Some thoughts from the author

• “Rapture” takes as its cue Salman Rushdie’s rallying cry for novelists… “A writer’s work is to name the unnameable, to point to frauds, to take sides, start arguments, shape the world and stop it from going to sleep.”
• This isn’t a book of place but of the planet. I feel like I’m taking on the world with this one.
• I like provocative books that force the reader to face uncomfortable truths.
• I see it as a companion to “Bride Stripped Bare” in many respects. It’s the same structure and tense: both use the second person. I imagine the two of them one day standing side by side in a little slipcase.
• Both books are examining female journeys; what it is to be a woman in this world.
• Both books have lessons from other texts framing each chapter, to guide the protagonist on her momentous journey – and the reader. And they both tackle big issues. This new one feels every bit as driven and passionate as “Bride.” And just as risky!
• The key for me as always is honesty. I like going places where other writers don’t, provoking as well as enchanting if I can.
• This one’s about a woman softening into accepting – and respecting – difference. Becoming less judgemental, less fierce (don’t we all with age?) Motherhood puts you at the coalface of living, and this woman becomes fuller and richer, more compassionate, because of it.
• With all my novels – whether it’s been Aboriginal Australia, Antarctica, exile or sex or whatever – I write to explore, and to understand. This time I wanted to look at spirituality among other things.
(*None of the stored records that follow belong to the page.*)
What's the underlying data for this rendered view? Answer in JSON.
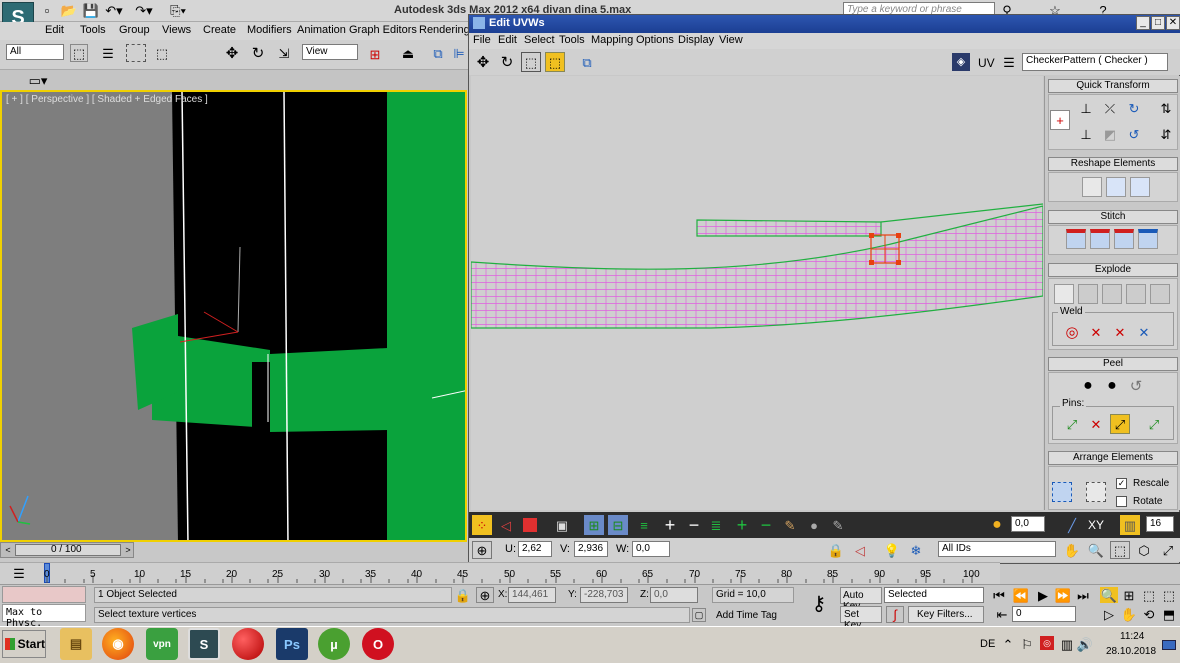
{
  "app": {
    "title": "Autodesk 3ds Max  2012 x64    divan dina 5.max",
    "search_placeholder": "Type a keyword or phrase",
    "menu": [
      "Edit",
      "Tools",
      "Group",
      "Views",
      "Create",
      "Modifiers",
      "Animation",
      "Graph Editors",
      "Rendering"
    ],
    "selection_filter": "All",
    "ref_coord": "View",
    "viewport_label": "[ + ] [ Perspective ] [ Shaded + Edged Faces ]"
  },
  "uvw": {
    "title": "Edit UVWs",
    "menu": [
      "File",
      "Edit",
      "Select",
      "Tools",
      "Mapping",
      "Options",
      "Display",
      "View"
    ],
    "uv_label": "UV",
    "map_dropdown": "CheckerPattern  ( Checker )",
    "panels": {
      "quick_transform": "Quick Transform",
      "reshape": "Reshape Elements",
      "stitch": "Stitch",
      "explode": "Explode",
      "weld": "Weld",
      "peel": "Peel",
      "pins": "Pins:",
      "arrange": "Arrange Elements",
      "rescale": "Rescale",
      "rotate": "Rotate"
    },
    "bottom": {
      "value1": "0,0",
      "xy": "XY",
      "spinner": "16",
      "u_label": "U:",
      "u_value": "2,62",
      "v_label": "V:",
      "v_value": "2,936",
      "w_label": "W:",
      "w_value": "0,0",
      "ids": "All IDs"
    }
  },
  "timeline": {
    "frame": "0 / 100",
    "ticks": [
      "0",
      "5",
      "10",
      "15",
      "20",
      "25",
      "30",
      "35",
      "40",
      "45",
      "50",
      "55",
      "60",
      "65",
      "70",
      "75",
      "80",
      "85",
      "90",
      "95",
      "100"
    ]
  },
  "status": {
    "maxscript": "Max to Physc.",
    "selected": "1 Object Selected",
    "prompt": "Select texture vertices",
    "x_label": "X:",
    "x": "144,461",
    "y_label": "Y:",
    "y": "-228,703",
    "z_label": "Z:",
    "z": "0,0",
    "grid": "Grid = 10,0",
    "add_time_tag": "Add Time Tag",
    "auto_key": "Auto Key",
    "set_key": "Set Key",
    "selected_dd": "Selected",
    "key_filters": "Key Filters...",
    "frame_field": "0"
  },
  "taskbar": {
    "start": "Start",
    "lang": "DE",
    "time": "11:24",
    "date": "28.10.2018",
    "apps": [
      "explorer",
      "firefox",
      "vpn",
      "3dsmax",
      "red-ball",
      "photoshop",
      "utorrent",
      "opera"
    ]
  },
  "colors": {
    "green": "#0aa33c",
    "uv_edge": "#e060e0",
    "uv_border": "#20b040",
    "selection": "#e84010",
    "titlebar": "#1c3f93"
  }
}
It feels of- the-time, post 9/11. I’m fascinated by the pull of it over people.
• It’s about a scientist who develops a weapon on mass destruction like no other. It examines the conflict between science and religion from, I think, a rare female perspective. Engages with spirituality in a (hopefully) fresh way – timely, in this Dawkin’s era of scepticism.
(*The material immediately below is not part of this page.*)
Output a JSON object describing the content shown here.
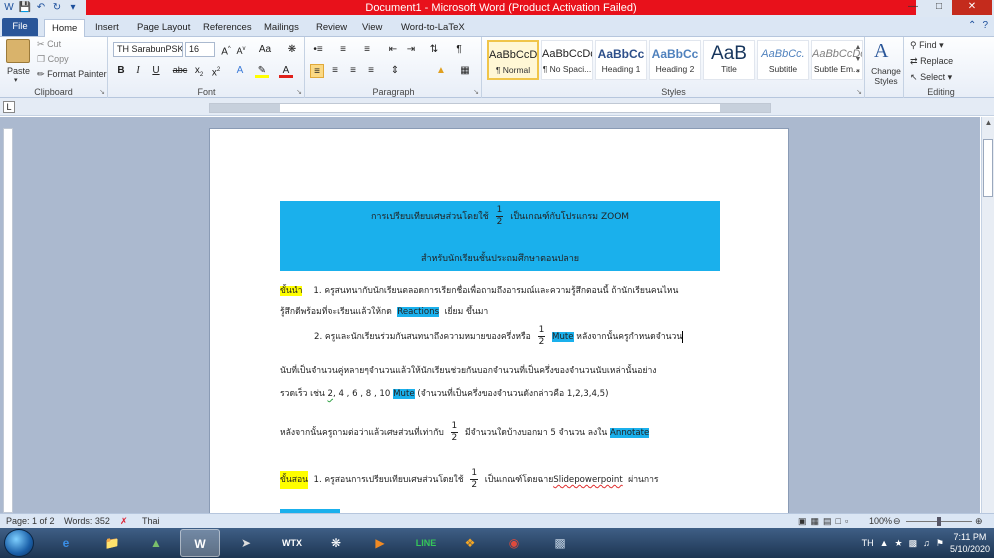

• It asks questions like: Are human beings incapable of ethics and morality without inventing a god? Have we outgrown religion? Does goodness evolve? If science does destroy religion – what moral code do we then live by? The God of mysteries: is that all that is left? (because science has explained so much…) Have we outgrown the religious approach to the world? What can science tell us about love/heroism/sacrifice/laying down one’s life for another, all that. (I wanted a book that embraces the heroism of the human.)
• Religion is about how humans should behave. Science has no such fences. Thought it was a good idea to explore.
• One editor said the novel reminded her of “Lost.” Yes! I’ve devoured that show. The sense of mystery, the unfolding jigsaw, the engaging with science and religion. Other influences: the Chapman Brothers, Hellebeque, the freed French/Colombian hostage Ingrid Betancourt, Picasso’s Guernica, Goya. It was also handy that Karadvic (a former doctor) was caught as I was writing: lots of interesting comment pieces out there.
• The book is also inspired by of all things, Seamus Heaney’s Beowulf. I wanted to try a new form of fiction, if I could, with echoes of an epic poem. A narrative for our time, a mythic story about the old world and the new – a book that hopefully sings with hope in this fresh Obama world.
• It could be any place that’s been under occupation, where freedom has been under threat. References to China, Tibet, East Timor, Afghanistan, Palestine, Iraq, North Korea, Northern Ireland, Chile, Aboriginal Australia. It’s a story of oppressed or displaced people. I wanted relatively complacent western readers to understand something of what it must be like for these people. But I also wanted to make it a very modern yarn…
• Also exploring an emotional, deep-in-the-blood-and-bones attachment to land – and the wrench experienced when you’re removed from it.
• Edna Obrien said “books should make a disturbance. A writer must try to open doors and walls and cracks that are dangerous to open.” Yes.
• “Raise whirlwinds, goad and lacerate.” Indeed. And always in my head is the Ezra Pound aphorism “make it new.” I love aiming for something fresh and unique every time. Something that’s never been done before. My heart has to be in whatever I’m working on – and my heart just isn’t in repeating myself.
• Last word to Salman Rushdie again: “wrestle with the world….very few writers (have) the courage or even the energy to bite off a big chunk of the universe and chew it over.”